The Whips’ funk is so fresh and so clean on Never Change, or Do
On August 20, funk band The Whips released their debut EP, Never Change, or Do. It’s six songs of what the band describes as “a curated anthology of funkadelic jams,” and includes their previously-released singles “Go Fix Yourself” and “Not What I Have Done” alongside new cuts featuring guest vocalists like Aidan Connelly and Baby and the Brain’s Dia Jane.
The band features perennial Pitch favorite Max Indiveri on guitar, Max Cooper on keys, Quinn Cosgrove on bass, and Miles Patterson on drums, and the EP concludes with a boxing-themed instrumental called “Godzilla vs. Mothra,” so it’s safe to say that I was excited before I even hit the play button, but listening to Never Change, or Do makes for a very intensely-funky half hour of your day.
I spoke via email with Indiveri about the new EP.
The Pitch: What was the process of writing and recording this first album like?
Max Indiveri: The EP was first conceptualized in early January of 2021 as Covid had kinda destroyed the music community and we were looking for a way to showcase all of the incredibly talented musicians in KC and LFK through collaboration- this concept started out with just live covers done in a high quality showcasing local vocalists (we released covers of “Georgia on My Mind” and “Hopelessly Devoted To You,” featuring Aidan Conelly and Lucy Brock, respectively) and eventually that concept materialized into having guest artists contribute their own voice to our original tunes.
We wrote the songs together to varying degrees and then laid down an instrumental version of the tune so that the vocalist (or in Murphy Smith’s case, the bassist) could come in and take it in their own unique direction. We told each guest artist to take full creative liberty with our work and their unique perspectives and musical inclinations became the special sauce that sets this record apart!
Where do these songs differ from your live performances?
These recordings are very focused on supporting the song, and tight compact songwriting and dense arrangements to fit drive the song home in the most efficient and impactful way possible whereas our live performances take the song and play it in the tradition of the great jam bands and jazz improvisers of history.
Where a song might have a 4 bar guitar solo on the record, the live performance of it might have a longer keys solo, a clap-along game played with the audience, or a scat vocal solo. In live performances, the song becomes a backdrop to any musical antics that might ensue, and that complete musical fluidity allows us to connect with audiences better and entertain ourselves as we play intricate musical games on stage.

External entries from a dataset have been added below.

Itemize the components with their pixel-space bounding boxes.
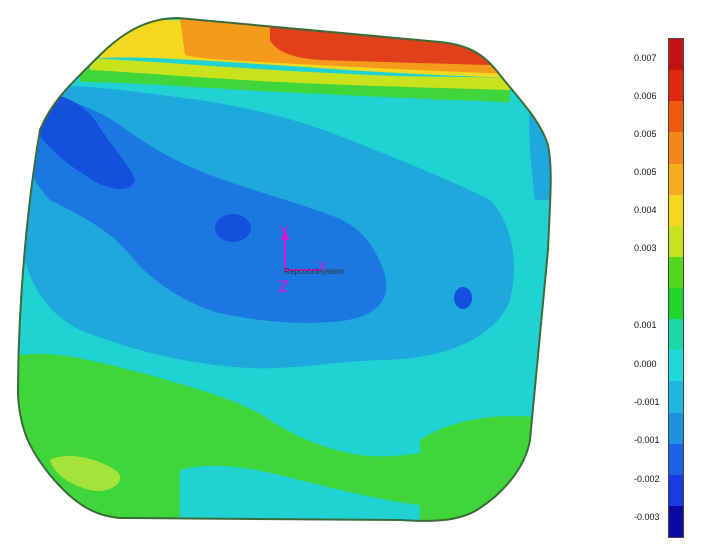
contour-blue-deep-center [215,214,251,242]
color-scale-segment [669,225,683,257]
z-axis-label: Z [278,277,289,296]
legend-tick-label: -0.001 [634,397,660,407]
contour-lightgreen-blob [50,455,121,491]
legend-tick-label: 0.000 [634,359,657,369]
legend-tick-label: 0.005 [634,167,657,177]
color-scale-segment [669,381,683,413]
contour-green-spot [396,458,424,478]
legend-tick-label: 0.007 [634,53,657,63]
color-scale-bar [668,38,684,538]
contour-blue-deep-topleft [30,93,135,190]
contour-yellowgreen-band [90,58,510,90]
color-scale-segment [669,194,683,226]
color-scale-segment [669,474,683,506]
legend-tick-label: 0.006 [634,91,657,101]
contour-green-right [420,416,551,521]
color-scale-segment [669,319,683,351]
coordinate-system-triad[interactable]: Y X Z Repcoordsystem [278,225,344,296]
color-scale-segment [669,505,683,537]
color-scale-segment [669,132,683,164]
legend-tick-label: -0.003 [634,512,660,522]
color-scale-segment [669,101,683,133]
coordinate-system-label: Repcoordsystem [284,267,344,276]
color-scale-segment [669,39,683,71]
color-scale-segment [669,288,683,320]
legend-tick-label: 0.003 [634,243,657,253]
plate-outline [16,16,552,522]
y-axis-label: Y [279,225,288,240]
legend-tick-label: -0.001 [634,435,660,445]
contour-blue-right-edge [529,110,551,200]
color-scale-segment [669,70,683,102]
legend-tick-label: 0.004 [634,205,657,215]
legend-tick-label: 0.001 [634,320,657,330]
contour-green-band [80,68,510,102]
color-scale-segment [669,412,683,444]
legend-tick-label: -0.002 [634,474,660,484]
x-axis-label: X [318,260,326,274]
contour-blue-deep-right [454,287,472,309]
y-axis-arrowhead [281,228,289,240]
legend-tick-label: 0.005 [634,129,657,139]
color-scale-segment [669,443,683,475]
color-scale-segment [669,163,683,195]
color-scale-segment [669,256,683,288]
contour-cyan-lower [180,465,420,521]
color-scale-segment [669,350,683,382]
deformation-contour-plate [18,18,551,521]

How’d you decide to use the vocalists you chose?
All of the vocalists we ended up selecting were long-time friends of ours that we had met through being present in the young KC music scene. We had played shows with Lucy Brock and Dia Jane Walker on the bill, Miles had done some production work with Erika Kolseth, and Aidan had been our go-to singer for most of the gigs we played in KC during high school and at some point, we looked around and decided that they were all amazing talents that were criminally underrated and so we set out to do something to change that!
Specifically, why did you work with Dia from Baby and the Brain?
We had the pleasure of being on a bill with Dia at You Matter Fest 3, the third annual mental health festival created by Will Gurley (an incredibly talented musician and actor in his own right) and so we already knew that Dia had this wonderfully soothing voice and so when we wrote “Broken,” which speaks on depression and just how prevalent it is in Kansas school districts and almost inextricably linked to academic stress, we knew that the song would resonate with Dia’s experience as a member of that Festival’s community and that her voice would give the tune the melancholy restlessness that is emblematic of someone being told to figure their entire life out, while also being told that they know nothing.
What’s up with your TikTok popularity? Is it just a natural outgrowth of how you regularly interact with folks on your own?
Our Tik Tok presence started out with the mission statement of being as tailored to our personalities and interests as possible because we believed that as our work got more specific and deep, it would have a greater chance of resonating with people who think like we do and dig the same bands that we do. Vulfpeck has always been a huge inspiration to us and their “thing” of shticky ASMR funk was so specific and compelling that our north star became to make things as weird and specific as possible. Now that we’ve gained a bunch of steam on the app certain segments of our following know us from a certain type of content but we still keep it as diverse and specific to our interests as possible!
Never Change, Or Do is out today on streaming services.